Published:Wednesday | May 30, 2012 | 12:00 AM
Lloyd B. Smith, member of parliament for Central St James, speaks with Kelly Tomblin, president and CEO of the Jamaica Public Service Company, during the official opening of the Rose Heights/Farm Heights Homework Centre in Montego Bay on Sunday. - PHOTO BY CHRISTOPHER THOMAS


LLOYD B. SMITH, the member of parliament (MP) for Central St James, wants the Government to enact a law specifically directed at criminals who prey upon and burglarise schools and community centres.

Smith, who was a noted Montego Bay-based publisher prior to entering representational politics, made his position known while addressing Sunday's official opening of the new Farm Heights/Rose Heights Homework Centre, which is located on the grounds of the Farm Heights Community Centre in Montego Bay.

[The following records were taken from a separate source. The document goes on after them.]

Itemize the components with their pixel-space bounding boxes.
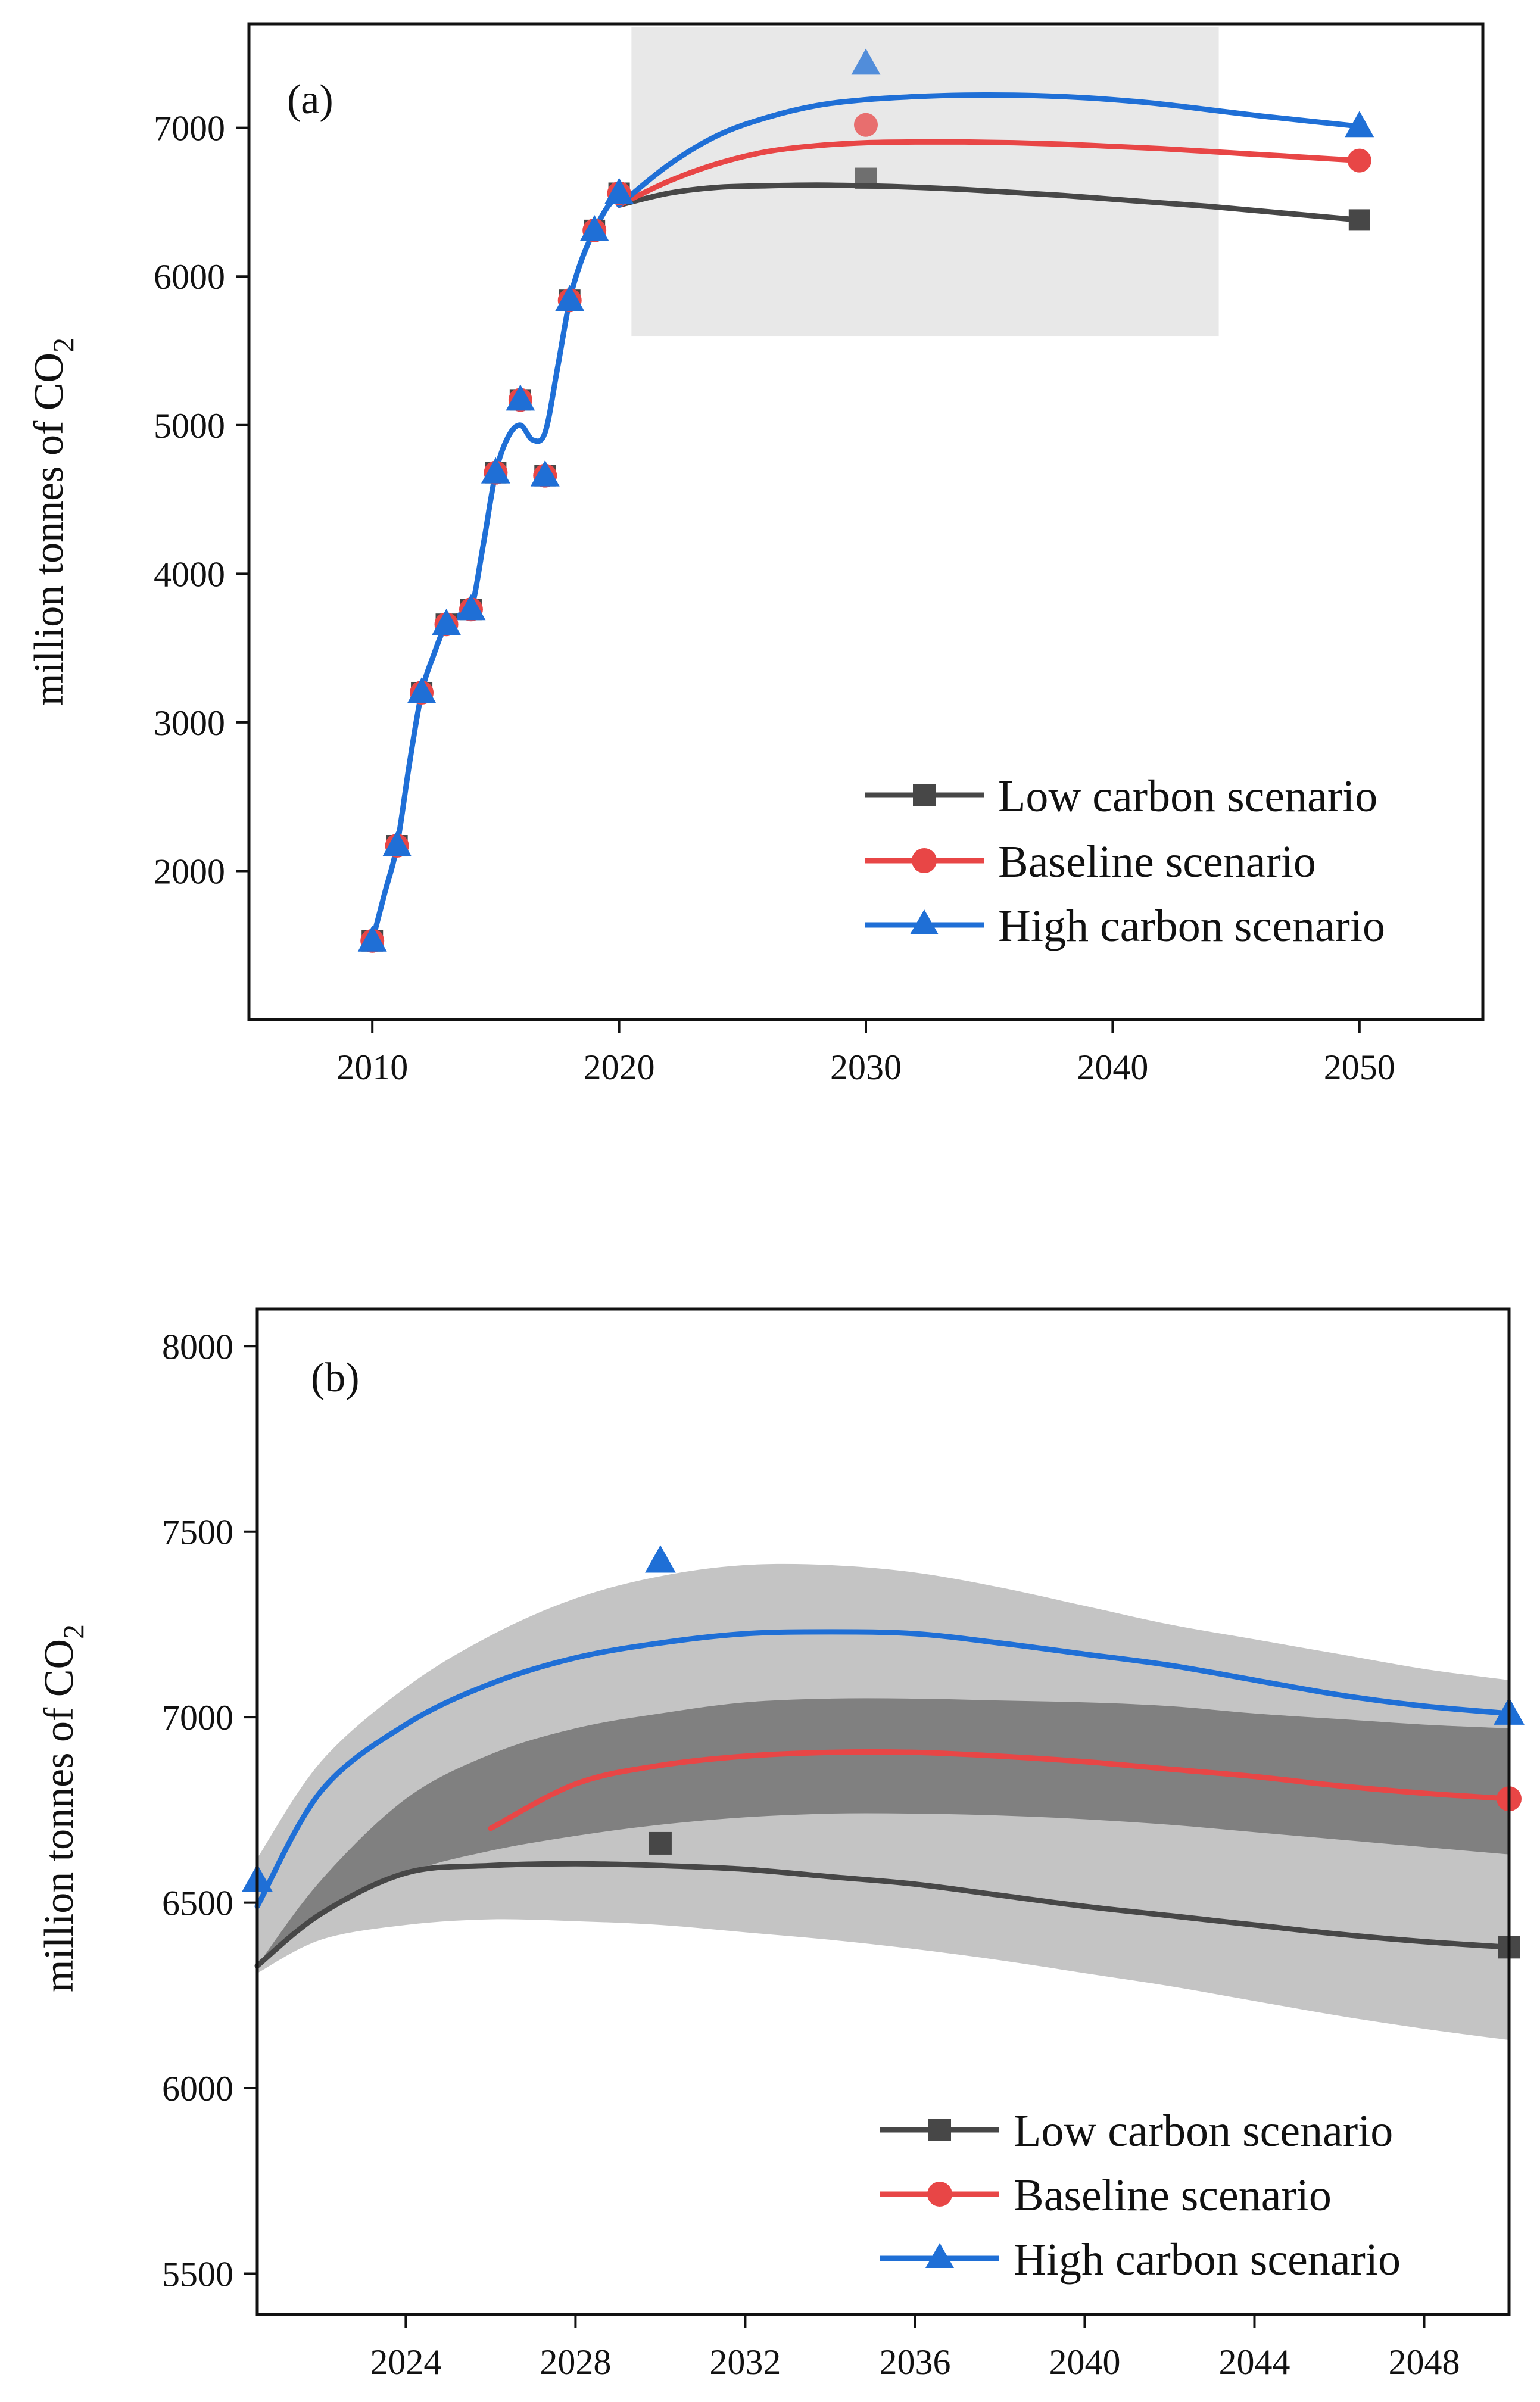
panel-a-y-tick-label: 2000 — [154, 852, 225, 891]
panel-b-x-tick-label: 2040 — [1049, 2342, 1120, 2382]
panel-a-point-high — [555, 285, 585, 311]
panel-a-legend-baseline-marker — [912, 848, 937, 873]
panel-a-point-high — [1345, 111, 1374, 138]
panel-a-ylabel-main: million tonnes of CO — [26, 353, 72, 706]
panel-a-x-tick-label: 2040 — [1077, 1048, 1148, 1087]
panel-b-point-low — [649, 1831, 672, 1855]
panel-a-point-high — [851, 48, 881, 75]
panel-b-x-tick-label: 2032 — [709, 2342, 781, 2382]
panel-a-point-high — [456, 594, 486, 621]
panel-b-y-tick-label: 7000 — [162, 1698, 233, 1737]
panel-a-x-tick-label: 2030 — [830, 1048, 902, 1087]
panel-a-x-tick-label: 2010 — [336, 1048, 408, 1087]
panel-a-ylabel-sub: 2 — [46, 338, 80, 353]
panel-b-frame — [255, 1307, 1511, 2316]
panel-a-highlight-region — [631, 26, 1219, 337]
panel-a-fit-line-low — [616, 182, 1363, 223]
panel-b-fit-line-low — [254, 1861, 1512, 1968]
panel-b-fit-line-baseline — [488, 1749, 1512, 1831]
panel-a-ylabel: million tonnes of CO2 — [26, 338, 80, 706]
panel-b-ylabel: million tonnes of CO2 — [36, 1624, 90, 1992]
panel-b-legend-baseline-marker — [927, 2182, 952, 2207]
panel-b-y-tick-label: 5500 — [162, 2254, 233, 2294]
panel-b-legend-high-label: High carbon scenario — [1014, 2235, 1401, 2285]
panel-b-legend-high-marker — [925, 2243, 954, 2268]
panel-a-y-tick-label: 4000 — [154, 554, 225, 594]
panel-a: 2010 2020 2030 2040 2050 2000 3000 4000 5000 6000… — [26, 22, 1485, 1087]
panel-a-x-tick-label: 2020 — [584, 1048, 655, 1087]
panel-a-legend-high-label: High carbon scenario — [998, 901, 1385, 951]
panel-a-point-high — [579, 214, 609, 241]
panel-a-fit-line-high — [616, 92, 1363, 208]
panel-b-x-tick-label: 2044 — [1218, 2342, 1290, 2382]
panel-a-point-high — [357, 925, 387, 952]
panel-a-y-tick-label: 6000 — [154, 257, 225, 297]
panel-b: 2024 2028 2032 2036 2040 2044 2048 5500 6000 6500… — [36, 1307, 1525, 2382]
panel-a-y-tick-label: 3000 — [154, 703, 225, 743]
panel-a-fit-line-historical — [369, 191, 622, 944]
panel-b-legend: Low carbon scenario Baseline scenario Hi… — [880, 2106, 1401, 2285]
panel-a-label: (a) — [287, 77, 333, 123]
panel-b-fit-line-high — [254, 1629, 1512, 1909]
panel-a-legend-high-marker — [910, 909, 939, 934]
panel-b-ylabel-sub: 2 — [57, 1624, 90, 1639]
panel-b-x-tick-label: 2028 — [540, 2342, 611, 2382]
panel-a-point-high — [506, 384, 535, 411]
panel-a-point-high — [382, 830, 412, 857]
panel-a-point-high — [530, 460, 560, 487]
panel-a-x-tick-label: 2050 — [1324, 1048, 1395, 1087]
panel-b-ylabel-main: million tonnes of CO — [36, 1639, 82, 1992]
panel-a-point-baseline — [854, 113, 878, 137]
panel-b-x-tick-label: 2036 — [879, 2342, 950, 2382]
panel-b-legend-high: High carbon scenario — [880, 2235, 1401, 2285]
panel-a-y-tick-label: 5000 — [154, 406, 225, 445]
panel-b-y-tick-label: 8000 — [162, 1327, 233, 1366]
panel-a-legend-baseline: Baseline scenario — [865, 837, 1316, 887]
panel-b-label: (b) — [311, 1355, 360, 1401]
panel-b-y-tick-label: 6000 — [162, 2069, 233, 2108]
panel-a-legend: Low carbon scenario Baseline scenario Hi… — [865, 771, 1385, 951]
panel-b-legend-low-marker — [928, 2119, 951, 2141]
panel-a-legend-low-marker — [913, 784, 936, 806]
panel-b-y-tick-label: 6500 — [162, 1884, 233, 1923]
panel-a-point-high — [604, 177, 634, 204]
panel-b-x-tick-label: 2024 — [370, 2342, 441, 2382]
panel-a-legend-high: High carbon scenario — [865, 901, 1385, 951]
panel-b-confidence-band-inner — [257, 1698, 1509, 1970]
panel-b-x-tick-label: 2048 — [1388, 2342, 1460, 2382]
panel-a-point-high — [481, 457, 510, 484]
panel-a-point-high — [432, 609, 461, 635]
panel-b-legend-low-label: Low carbon scenario — [1014, 2106, 1393, 2156]
panel-a-legend-baseline-label: Baseline scenario — [998, 837, 1316, 887]
panel-a-legend-low-label: Low carbon scenario — [998, 771, 1377, 821]
panel-b-y-tick-label: 7500 — [162, 1513, 233, 1552]
panel-b-point-high — [645, 1545, 676, 1573]
panel-b-legend-baseline-label: Baseline scenario — [1014, 2170, 1332, 2220]
panel-a-point-baseline — [1347, 148, 1371, 173]
panel-b-legend-low: Low carbon scenario — [880, 2106, 1393, 2156]
panel-a-legend-low: Low carbon scenario — [865, 771, 1377, 821]
panel-a-fit-line-baseline — [616, 139, 1363, 208]
panel-a-point-high — [407, 677, 437, 703]
panel-a-point-low — [855, 167, 877, 189]
panel-b-legend-baseline: Baseline scenario — [880, 2170, 1332, 2220]
panel-a-point-low — [1348, 209, 1370, 231]
panel-a-y-tick-label: 7000 — [154, 109, 225, 148]
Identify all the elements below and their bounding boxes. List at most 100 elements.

"One of the problems that we have in Jamaica today is that very often we have certain miscreants, hooligans and criminals who plague schools and community centres," said Smith. "Practically every evening when we watch the news on TV, we see where a school or a community centre has been burgled; computers have been stolen and refrigerators looted."

The new homework centre, which was constructed at a cost of J$2.5 million, became operational on January 9 this year as an outreach project by the Jamaica Public Service Company (JPS) in collaboration with the Social Development Commission (SDC).

"As a parliamentarian and as a community activist, I am very concerned about this, and one of the things I intend to do during my life in Parliament is to move for legislation that will be specially designed to punish those persons who are responsible for vandalising community centres and our educational institutions," added Smith.

Need to send signal

He implored residents of Farm Heights and Rose Heights to take good care of the new homework facility and not to allow criminals a free hand with it.

"I do believe that, as a country, we need to send a signal to those persons who vandalise institutions such as this. We must make them pay the price in one way or another," Smith reiterated.

Kelly Tomblin, JPS's president and CEO, said the homework centre is the third such project the company has undertaken. The previous two are in Kingston and Old Harbour, St Catherine.

"This one is even more special," said Tomblin. "It brings together what we're passionate about right now ... a partnership. It brings together the SDC, JPS and the two communities working together to make it happen."

The new homework centre caters to 86 students from the basic to high-school levels, and is equipped with computers and Internet access.